A ScoreFunctionInterface-compatible wrapper.

mcgrad.metrics.wrap_multicalibration_error_metric(categorical_segment_columns=None, numerical_segment_columns=None, max_depth=3, max_values_per_segment_feature=3, min_samples_per_segment=10, max_n_segments=1000, metric_version='mce_relative', outcome_type='classification')[source]

Create a wrapped MulticalibrationError metric for use with the evaluation framework.

Parameters:
  • categorical_segment_columns (list[str] | None) – Columns to use for categorical segmentation.

  • numerical_segment_columns (list[str] | None) – Columns to use for numerical segmentation.

  • max_depth (int) – Maximum depth for segment generation.

  • max_values_per_segment_feature (int) – Max unique values per segment feature.

  • min_samples_per_segment (int) – Minimum samples required per segment.

  • max_n_segments (int | None) – Maximum number of segments to generate.

  • metric_version (str) –

    Which metric to return.
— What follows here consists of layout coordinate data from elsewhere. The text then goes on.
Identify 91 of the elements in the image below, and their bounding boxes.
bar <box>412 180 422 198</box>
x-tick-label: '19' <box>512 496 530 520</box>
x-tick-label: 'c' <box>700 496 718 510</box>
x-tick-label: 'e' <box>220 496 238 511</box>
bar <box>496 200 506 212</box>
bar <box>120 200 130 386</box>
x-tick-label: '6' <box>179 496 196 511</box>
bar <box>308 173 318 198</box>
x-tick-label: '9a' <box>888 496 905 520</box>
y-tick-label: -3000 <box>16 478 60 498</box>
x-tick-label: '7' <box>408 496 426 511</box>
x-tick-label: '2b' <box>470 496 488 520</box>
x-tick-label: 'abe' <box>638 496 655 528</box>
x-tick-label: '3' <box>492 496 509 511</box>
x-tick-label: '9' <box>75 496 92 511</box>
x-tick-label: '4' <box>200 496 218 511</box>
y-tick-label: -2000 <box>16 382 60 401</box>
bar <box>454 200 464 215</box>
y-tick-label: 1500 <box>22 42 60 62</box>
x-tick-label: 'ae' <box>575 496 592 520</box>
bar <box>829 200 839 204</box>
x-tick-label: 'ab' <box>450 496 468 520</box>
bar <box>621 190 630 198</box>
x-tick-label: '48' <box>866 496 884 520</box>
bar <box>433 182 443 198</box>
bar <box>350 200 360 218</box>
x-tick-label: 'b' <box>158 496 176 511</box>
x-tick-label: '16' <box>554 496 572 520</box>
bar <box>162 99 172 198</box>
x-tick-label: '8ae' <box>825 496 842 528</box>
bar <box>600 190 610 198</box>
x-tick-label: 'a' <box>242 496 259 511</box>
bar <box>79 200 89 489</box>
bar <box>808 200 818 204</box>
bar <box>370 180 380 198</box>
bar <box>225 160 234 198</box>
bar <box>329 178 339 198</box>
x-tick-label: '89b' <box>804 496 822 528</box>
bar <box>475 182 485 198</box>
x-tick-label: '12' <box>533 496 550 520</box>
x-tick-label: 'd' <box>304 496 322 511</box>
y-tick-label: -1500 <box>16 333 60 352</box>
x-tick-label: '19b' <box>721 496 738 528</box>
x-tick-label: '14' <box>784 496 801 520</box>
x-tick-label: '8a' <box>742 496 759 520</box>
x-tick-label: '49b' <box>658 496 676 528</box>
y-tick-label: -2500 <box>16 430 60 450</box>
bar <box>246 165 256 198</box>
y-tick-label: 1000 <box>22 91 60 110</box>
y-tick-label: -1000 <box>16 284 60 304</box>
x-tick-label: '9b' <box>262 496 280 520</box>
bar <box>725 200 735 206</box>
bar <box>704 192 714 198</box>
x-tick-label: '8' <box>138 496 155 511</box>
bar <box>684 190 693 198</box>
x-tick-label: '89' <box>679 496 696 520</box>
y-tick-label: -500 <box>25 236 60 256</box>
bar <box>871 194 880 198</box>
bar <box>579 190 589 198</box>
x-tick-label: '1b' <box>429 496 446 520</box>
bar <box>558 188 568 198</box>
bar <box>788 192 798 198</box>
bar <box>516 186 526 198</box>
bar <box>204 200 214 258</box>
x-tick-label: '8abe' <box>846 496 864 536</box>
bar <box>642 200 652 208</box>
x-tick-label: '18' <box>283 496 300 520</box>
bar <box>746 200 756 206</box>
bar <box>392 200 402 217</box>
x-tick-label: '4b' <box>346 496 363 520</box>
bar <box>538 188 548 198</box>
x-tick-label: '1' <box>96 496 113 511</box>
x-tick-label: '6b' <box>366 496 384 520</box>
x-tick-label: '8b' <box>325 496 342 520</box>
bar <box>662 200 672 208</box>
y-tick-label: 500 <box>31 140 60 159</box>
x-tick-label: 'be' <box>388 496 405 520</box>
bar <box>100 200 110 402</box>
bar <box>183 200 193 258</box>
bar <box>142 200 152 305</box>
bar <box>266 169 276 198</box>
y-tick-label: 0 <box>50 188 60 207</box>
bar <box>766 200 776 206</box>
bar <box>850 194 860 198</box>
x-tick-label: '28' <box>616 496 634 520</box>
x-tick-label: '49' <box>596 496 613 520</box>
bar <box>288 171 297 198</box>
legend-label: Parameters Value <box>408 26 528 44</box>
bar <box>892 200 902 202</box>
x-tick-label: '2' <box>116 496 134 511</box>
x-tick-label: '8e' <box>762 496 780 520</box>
Options: - ‘mce_relative’: relative (prevalence-adjusted percentage) scale (default,

    classification only)

    • ’mce’: absolute scale

    • ’mce_sigma’: sigma (z-score) scale

    • ’mce_pvalue’: p-value

    Legacy names are also supported but deprecated: - ‘mce_sigma_scale’ -> ‘mce_sigma’ - ‘mce_absolute’ -> ‘mce’ - ‘p_value’ -> ‘mce_pvalue’

  • outcome_type (str) – Type of outcome variable. Options: ‘classification’ (default) or ‘regression’. When ‘regression’, ‘mce_relative’ is not available.

Return type:

_ScoreFunctionInterface

Returns:

A ScoreFunctionInterface-compatible wrapper.